North must find a strong political voice

Have your say

From: Linda Riordan MP (Halifax) and President, Hannah Mitchell Foundation; Debbie Abrahams MP (Oldham East and Saddleworth); Tony Lloyd MP (Manchester Central); David Heyes MP (Ashton-under-Lyne); Barry Sheerman MP (Huddersfield); Graham Jones MP (Hyndburn); Austin Mitchell MP (Great Grimsby); Jon Cruddas MP (Dagenham and Rainham).

AS MPs mostly representing North of England constituencies, we are increasingly concerned at growing economic disparities within England as a result of cuts in public services, abolition of the regional development agencies, and the coalition-induced recession.

At the same time, the debate over the future of the United Kingdom ignores the growing political marginalisation of the North of England, with a cabinet dominated by southern English politicians who seem to know little, and care even less, of the economic and social problems of the North.

We are very pleased to support the newly-established Hannah Mitchell Foundation, named after an outstanding northern working class socialist and feminist. The Foundation’s core objective, to stimulate debate on the benefits of directly-elected regional government for the North, is very timely.

We need to move on from the pessimism that descended on politicians after the defeat of the referendum for North-East devolution in 2004, and recognise that the UK has changed. Devolution for Scotland, Wales, Northern Ireland – and London – has been a success.

The North of England needs a stronger say in its own destiny and that first of all requires an extensive debate about the most appropriate forms, learning lessons from across Europe.

As patrons of the Hannah Mitchell Foundation, we commend its formation and look forward to the development of a strong Northern voice.

Making a real difference

From: Peter N Taylor, Magnolia Close, Driffield.

WHATEVER happened to the “Made in Britain” policy as applied to all manner of items made in this country midway through the last century?

I recently checked the labels displayed on various items of clothing purchased by me from a leading high street store and discovered that all of the items were in fact made overseas in the following countries – Bangladesh, Cambodia, China, Egypt, Indonesia, Mauritius and Sri Lanka.

With a fluctuating unemployment figure prevailing in this country at the moment surely, it would be within the realms of possibility for items of this nature to be manufactured in the UK again.

Last week I purchased a bag of dogfood. The following wording accompanied by the Union Flag was displayed on the side of the package “Proudly Made in Britain”.

Need I say more ?

Technical difficulties

From: John Senior, Birchfield Grove, Skelmanthorpe, Huddersfield.
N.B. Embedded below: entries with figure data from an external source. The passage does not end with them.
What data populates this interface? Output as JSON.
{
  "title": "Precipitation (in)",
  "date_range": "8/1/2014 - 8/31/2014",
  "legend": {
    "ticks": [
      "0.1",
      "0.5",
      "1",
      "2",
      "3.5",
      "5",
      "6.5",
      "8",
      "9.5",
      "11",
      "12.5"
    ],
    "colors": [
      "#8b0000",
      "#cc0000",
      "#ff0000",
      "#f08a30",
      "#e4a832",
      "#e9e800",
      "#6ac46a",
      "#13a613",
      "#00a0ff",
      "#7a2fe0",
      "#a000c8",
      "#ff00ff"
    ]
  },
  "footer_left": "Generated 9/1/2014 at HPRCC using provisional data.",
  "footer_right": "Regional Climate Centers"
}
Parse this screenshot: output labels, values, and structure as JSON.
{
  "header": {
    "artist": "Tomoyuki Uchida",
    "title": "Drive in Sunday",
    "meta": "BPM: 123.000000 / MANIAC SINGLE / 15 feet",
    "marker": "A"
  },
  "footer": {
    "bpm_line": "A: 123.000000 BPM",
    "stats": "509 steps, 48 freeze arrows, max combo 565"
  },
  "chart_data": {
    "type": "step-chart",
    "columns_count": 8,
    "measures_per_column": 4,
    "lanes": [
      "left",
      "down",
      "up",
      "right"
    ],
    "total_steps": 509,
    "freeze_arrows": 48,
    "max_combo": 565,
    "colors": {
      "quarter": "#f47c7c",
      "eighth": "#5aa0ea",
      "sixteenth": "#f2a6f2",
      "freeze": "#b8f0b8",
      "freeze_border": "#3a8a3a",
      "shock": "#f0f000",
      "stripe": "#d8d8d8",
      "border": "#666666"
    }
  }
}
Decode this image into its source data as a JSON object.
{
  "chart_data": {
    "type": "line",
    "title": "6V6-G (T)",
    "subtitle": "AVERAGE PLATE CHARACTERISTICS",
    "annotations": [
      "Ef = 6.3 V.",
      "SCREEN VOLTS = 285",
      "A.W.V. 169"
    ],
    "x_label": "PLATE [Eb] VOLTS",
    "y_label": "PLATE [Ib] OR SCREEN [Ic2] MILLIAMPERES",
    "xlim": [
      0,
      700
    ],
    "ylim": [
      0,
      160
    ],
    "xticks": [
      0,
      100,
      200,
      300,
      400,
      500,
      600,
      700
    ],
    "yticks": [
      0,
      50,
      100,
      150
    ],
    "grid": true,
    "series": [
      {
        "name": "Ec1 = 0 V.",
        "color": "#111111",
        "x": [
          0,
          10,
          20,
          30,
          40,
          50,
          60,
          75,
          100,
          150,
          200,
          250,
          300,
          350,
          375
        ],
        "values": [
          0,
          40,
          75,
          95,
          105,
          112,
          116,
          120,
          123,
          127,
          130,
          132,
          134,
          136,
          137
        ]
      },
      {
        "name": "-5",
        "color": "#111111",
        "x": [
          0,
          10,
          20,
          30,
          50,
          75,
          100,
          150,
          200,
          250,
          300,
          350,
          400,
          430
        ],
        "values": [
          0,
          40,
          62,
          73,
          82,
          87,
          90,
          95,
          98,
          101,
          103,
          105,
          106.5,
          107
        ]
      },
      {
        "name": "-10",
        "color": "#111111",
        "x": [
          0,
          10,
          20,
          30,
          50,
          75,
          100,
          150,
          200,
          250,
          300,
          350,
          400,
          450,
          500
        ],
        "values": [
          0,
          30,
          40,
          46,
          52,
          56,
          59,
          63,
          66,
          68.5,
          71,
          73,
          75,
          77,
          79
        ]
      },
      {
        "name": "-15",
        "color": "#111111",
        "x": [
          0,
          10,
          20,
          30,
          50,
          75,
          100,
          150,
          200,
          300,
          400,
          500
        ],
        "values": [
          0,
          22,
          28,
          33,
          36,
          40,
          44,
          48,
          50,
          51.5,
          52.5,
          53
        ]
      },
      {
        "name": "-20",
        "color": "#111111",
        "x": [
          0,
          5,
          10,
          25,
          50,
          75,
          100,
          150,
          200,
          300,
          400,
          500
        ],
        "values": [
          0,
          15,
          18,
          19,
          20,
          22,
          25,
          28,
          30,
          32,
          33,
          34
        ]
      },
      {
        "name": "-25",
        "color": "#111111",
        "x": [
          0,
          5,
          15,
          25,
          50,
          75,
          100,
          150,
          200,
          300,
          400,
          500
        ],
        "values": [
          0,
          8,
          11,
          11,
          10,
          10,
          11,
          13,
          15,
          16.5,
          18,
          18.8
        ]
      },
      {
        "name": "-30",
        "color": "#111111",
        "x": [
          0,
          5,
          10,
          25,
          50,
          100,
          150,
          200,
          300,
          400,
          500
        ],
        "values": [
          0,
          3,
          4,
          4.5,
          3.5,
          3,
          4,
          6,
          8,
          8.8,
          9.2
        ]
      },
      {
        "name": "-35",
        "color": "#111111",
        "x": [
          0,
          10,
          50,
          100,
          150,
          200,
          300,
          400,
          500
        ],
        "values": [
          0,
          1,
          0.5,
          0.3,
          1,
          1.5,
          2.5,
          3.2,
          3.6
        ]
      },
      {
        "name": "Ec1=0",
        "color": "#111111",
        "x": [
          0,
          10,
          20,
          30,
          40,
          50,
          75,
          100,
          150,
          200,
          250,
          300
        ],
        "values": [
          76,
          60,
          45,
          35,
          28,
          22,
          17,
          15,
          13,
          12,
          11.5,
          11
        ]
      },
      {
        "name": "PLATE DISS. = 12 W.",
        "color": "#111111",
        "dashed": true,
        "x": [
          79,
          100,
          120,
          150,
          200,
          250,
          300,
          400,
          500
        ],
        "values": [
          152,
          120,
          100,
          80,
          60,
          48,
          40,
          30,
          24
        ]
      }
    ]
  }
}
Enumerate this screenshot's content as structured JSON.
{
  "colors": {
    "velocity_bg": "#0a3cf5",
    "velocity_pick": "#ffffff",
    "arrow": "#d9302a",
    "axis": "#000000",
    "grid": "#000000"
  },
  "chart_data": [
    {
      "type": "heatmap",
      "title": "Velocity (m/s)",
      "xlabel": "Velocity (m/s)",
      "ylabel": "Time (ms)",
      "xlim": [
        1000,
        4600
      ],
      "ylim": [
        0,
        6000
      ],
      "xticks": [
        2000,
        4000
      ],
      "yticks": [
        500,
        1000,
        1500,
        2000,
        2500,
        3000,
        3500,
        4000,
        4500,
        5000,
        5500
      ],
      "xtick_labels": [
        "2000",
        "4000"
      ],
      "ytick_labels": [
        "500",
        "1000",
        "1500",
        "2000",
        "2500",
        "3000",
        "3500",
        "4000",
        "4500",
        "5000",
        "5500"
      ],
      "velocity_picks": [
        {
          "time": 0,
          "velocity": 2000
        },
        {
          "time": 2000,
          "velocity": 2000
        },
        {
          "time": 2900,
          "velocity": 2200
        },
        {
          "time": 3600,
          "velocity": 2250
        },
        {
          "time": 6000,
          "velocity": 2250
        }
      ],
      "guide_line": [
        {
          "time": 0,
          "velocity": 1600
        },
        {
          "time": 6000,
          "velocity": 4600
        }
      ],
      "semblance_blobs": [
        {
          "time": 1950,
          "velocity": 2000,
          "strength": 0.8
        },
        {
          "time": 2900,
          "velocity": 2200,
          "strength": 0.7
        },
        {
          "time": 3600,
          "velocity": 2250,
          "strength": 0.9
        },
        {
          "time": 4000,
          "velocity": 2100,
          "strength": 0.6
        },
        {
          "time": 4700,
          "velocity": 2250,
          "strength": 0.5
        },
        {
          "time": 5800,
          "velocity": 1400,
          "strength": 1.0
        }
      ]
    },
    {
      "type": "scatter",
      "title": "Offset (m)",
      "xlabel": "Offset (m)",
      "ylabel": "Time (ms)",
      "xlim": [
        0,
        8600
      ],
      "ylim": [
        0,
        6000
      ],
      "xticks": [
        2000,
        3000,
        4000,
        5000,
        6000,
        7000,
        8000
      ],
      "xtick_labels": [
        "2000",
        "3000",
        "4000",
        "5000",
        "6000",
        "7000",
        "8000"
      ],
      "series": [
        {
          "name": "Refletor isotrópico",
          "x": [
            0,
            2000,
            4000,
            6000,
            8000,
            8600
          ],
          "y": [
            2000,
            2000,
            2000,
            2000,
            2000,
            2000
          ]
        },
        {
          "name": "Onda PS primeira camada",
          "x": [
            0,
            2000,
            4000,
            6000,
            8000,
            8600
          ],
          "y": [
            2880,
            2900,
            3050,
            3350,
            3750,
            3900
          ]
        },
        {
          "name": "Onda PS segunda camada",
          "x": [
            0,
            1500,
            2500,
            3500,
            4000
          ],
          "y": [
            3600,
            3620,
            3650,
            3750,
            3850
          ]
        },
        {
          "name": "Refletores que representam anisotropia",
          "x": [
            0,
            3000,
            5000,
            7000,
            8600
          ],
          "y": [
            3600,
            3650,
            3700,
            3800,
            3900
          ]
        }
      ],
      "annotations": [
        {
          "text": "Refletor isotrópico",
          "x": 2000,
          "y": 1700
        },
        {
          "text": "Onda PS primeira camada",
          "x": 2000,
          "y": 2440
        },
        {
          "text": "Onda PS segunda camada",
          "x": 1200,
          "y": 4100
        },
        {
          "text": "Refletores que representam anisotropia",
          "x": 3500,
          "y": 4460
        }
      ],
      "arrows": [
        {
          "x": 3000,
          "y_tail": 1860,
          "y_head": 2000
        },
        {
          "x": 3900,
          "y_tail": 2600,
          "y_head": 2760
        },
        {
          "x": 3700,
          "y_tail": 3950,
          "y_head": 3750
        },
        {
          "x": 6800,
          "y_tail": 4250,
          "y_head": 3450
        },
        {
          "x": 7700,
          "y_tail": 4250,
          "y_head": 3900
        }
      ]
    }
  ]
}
HOW sad to hear that the Secretary of State for Education, whether intentionally or otherwise, is devaluing technical education. From what we have heard from the media recently, most people will assume, incorrectly, that academic subjects are very worthwhile whilst technical subjects are hardly worth considering.

This is exactly what occurred in the late 1940s/early 50s; the intended tri-partite system of education became bi-partite as more and more technical schools converted to grammar schools because the former were considered to be inferior to the latter. Surely if an “Engineering Diploma” at 16-plus includes English, mathematics and science at a level equivalent to GCSE grade C or above, then why shouldn’t it be equivalent to four GCSEs at grade C or above? It is a pity that so many influential people in the media and government come with the baggage of an “arts” educational background.

Balancing the books

From: Coun Stephen Baines, Leader, Calderdale MBC.

IN reply to J Anderson’s letter (Yorkshire Post, February 3), may I point out that the Conservative Group accepted the wishes of the people in 2009 and a vote in council to retain the Halifax Central Library in its current position was supported by all political parties, changing the position agreed in 2008 by all parties.

The Conservative Party has not changed from that point of view and we believe that a new library would not be cost-effective, however, both the Labour and Liberal Democrats appear to have changed their minds again.

I would also point out that we believe the Heath buildings are a much used resource and should not be sold off to finance the new library.

A feast of quality TV

From: Dr Sheila Hopkinson, Gorman Close, Chesterfield.

I WOULD like to take Jayne Dowle to task over for her column headlined “How television has become an empty vessel” (Yorkshire Post, February 6).

I agree that there is a dearth of good programmes on the main channels but I feel that BBC4 alone is worth having a TV set for.

Look at the feast which is on offer from Scandinavia. Wallander; The Killing 1 and 2, Borgen. Real programmes for grown-up people. Good story lines; well written; superb acting; appropriate background music, which stays in the background!

If France is your preferred destination, there is The Spiral, another really grown-up “cop” series.

All the programmes treat the viewer as intelligent human beings. We also have Jonathan Meades’ superb programmes on France; the series on the Symphony. I could go on and on. So, Jayne, there are programmes on TV which are worth watching.

I am afraid we are not all up to the latest technology for our entertainment but, speaking as an 81-year-old, as long as I can get access to Radio 4 and BBC4 my days are not too bleak.